Manuver paling dramatis dilakukan oleh PKS. Mereka ingat bahwa Yulyani gagal dalam pemilu legislatif lalu. Untuk merebut hati warga Surabaya, tidak ada pilihan selain menuruti watak pluralis warga kota. Mereka berhenti mendukung Yulyani, lalu bergandeng tangan dengan partai Kristen PDS. Calonnya adalah pasangan Fandi Utomo dan Kolonel Julius Bustami, yang keduanya bukan kader PKS.
Pihak-pihak lain pun menetapkan calon masing-masing. PKB yang ditinggalkan Arif menjagokan pasangan Sutadi dan Mazlan Masyur. Sedangkan dari kalangan independen, muncul pasangan Fitrajaya dan Naen Suryono. Bahwa kelima pasangan tersebut berusaha menampilkan citra pluralis, ini merupakan pengakuan tak terbantahkan bagi warga Surabaya sebagai penganut pluralisme dan merupakan hal paling membanggakan dalam keseluruhan proses pilwali ini.
Sejumlah hal tak terpuji sempat terjadi. Sejumlah spanduk muncul dengan tulisan yang berusaha menghasut warga religius untuk tidak memilih pemimpin perempuan.

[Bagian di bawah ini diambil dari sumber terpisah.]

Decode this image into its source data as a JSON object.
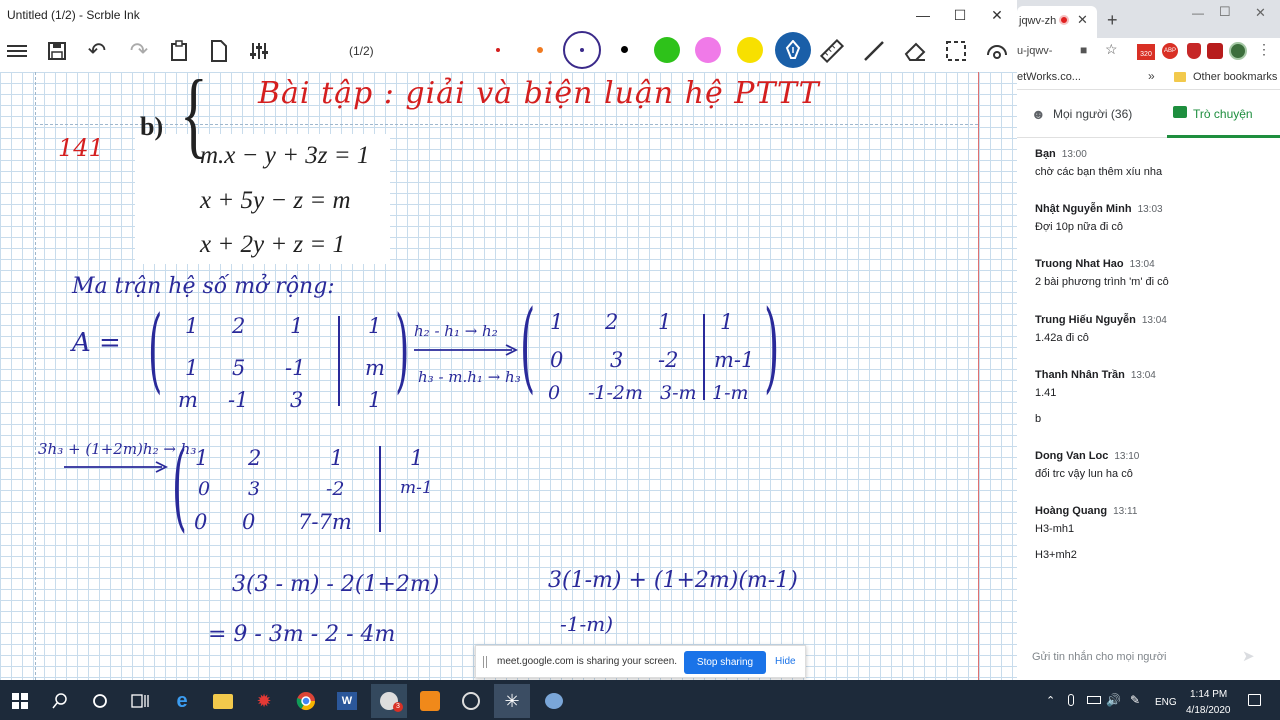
{
  "window": {
    "title": "Untitled (1/2) - Scrble Ink"
  },
  "toolbar": {
    "page_indicator": "(1/2)"
  },
  "colors": {
    "swatches": [
      "#d41f1f",
      "#f07a20",
      "#3b2a8a",
      "#000000",
      "#2ec21a",
      "#f07ae8",
      "#f7e000"
    ],
    "pen_active": "#1a5fa8"
  },
  "canvas": {
    "heading": "Bài tập : giải và biện luận hệ PTTT",
    "problem_number": "141",
    "equation_label": "b)",
    "equations": [
      "m.x − y + 3z = 1",
      "x + 5y − z = m",
      "x + 2y + z = 1"
    ],
    "matrix_caption": "Ma trận hệ số mở rộng:",
    "matrix_name": "A =",
    "matrix1": [
      [
        "1",
        "2",
        "1",
        "1"
      ],
      [
        "1",
        "5",
        "-1",
        "m"
      ],
      [
        "m",
        "-1",
        "3",
        "1"
      ]
    ],
    "op1_top": "h₂ - h₁ → h₂",
    "op1_bottom": "h₃ - m.h₁ → h₃",
    "matrix2": [
      [
        "1",
        "2",
        "1",
        "1"
      ],
      [
        "0",
        "3",
        "-2",
        "m-1"
      ],
      [
        "0",
        "-1-2m",
        "3-m",
        "1-m"
      ]
    ],
    "op2": "3h₃ + (1+2m)h₂ → h₃",
    "matrix3": [
      [
        "1",
        "2",
        "1",
        "1"
      ],
      [
        "0",
        "3",
        "-2",
        "m-1"
      ],
      [
        "0",
        "0",
        "7-7m",
        ""
      ]
    ],
    "calc_left_1": "3(3 - m) - 2(1+2m)",
    "calc_left_2": "= 9 - 3m - 2 - 4m",
    "calc_right_1": "3(1-m) + (1+2m)(m-1)",
    "calc_right_2": "-1-m)"
  },
  "browser": {
    "tab_title": "jqwv-zh",
    "address": "u-jqwv-",
    "bookmark_left": "etWorks.co...",
    "bookmark_more": "»",
    "bookmark_other": "Other bookmarks",
    "people_tab": "Mọi người (36)",
    "chat_tab": "Trò chuyện",
    "chat_placeholder": "Gửi tin nhắn cho mọi người",
    "messages": [
      {
        "name": "Bạn",
        "time": "13:00",
        "lines": [
          "chờ các bạn thêm xíu nha"
        ]
      },
      {
        "name": "Nhật Nguyễn Minh",
        "time": "13:03",
        "lines": [
          "Đợi 10p nữa đi cô"
        ]
      },
      {
        "name": "Truong Nhat Hao",
        "time": "13:04",
        "lines": [
          "2 bài phương trình 'm' đi cô"
        ]
      },
      {
        "name": "Trung Hiếu Nguyễn",
        "time": "13:04",
        "lines": [
          "1.42a đi cô"
        ]
      },
      {
        "name": "Thanh Nhân Trần",
        "time": "13:04",
        "lines": [
          "1.41",
          "b"
        ]
      },
      {
        "name": "Dong Van Loc",
        "time": "13:10",
        "lines": [
          "đổi trc vậy lun ha cô"
        ]
      },
      {
        "name": "Hoàng Quang",
        "time": "13:11",
        "lines": [
          "H3-mh1",
          "H3+mh2"
        ]
      }
    ],
    "badge_count": "320",
    "badge_abp": "ABP"
  },
  "sharebar": {
    "message": "meet.google.com is sharing your screen.",
    "stop": "Stop sharing",
    "hide": "Hide"
  },
  "taskbar": {
    "time": "1:14 PM",
    "date": "4/18/2020",
    "lang": "ENG",
    "chrome_badge": "3"
  }
}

Mudah ditebak bahwa pelakunya adalah pihak yang paling terancam oleh keberadaan Risma dalam pencalonan.
Arif yang kehilangan kartu Jawa Pos juga mengajukan protes kepada "almamater"-nya, yang ia tuduh berpihak secara politis terhadap calon tertentu. Sebenarnya dalam dunia pers, kecondongan semacam itu tidak perlu dipermasalahkan. Majalah Time, misalnya tanpa ragu memihak Obama dalam pilpres Amerika Serikat. Sedangkan Fox News dikenal sebagai pendukung Partai Republik.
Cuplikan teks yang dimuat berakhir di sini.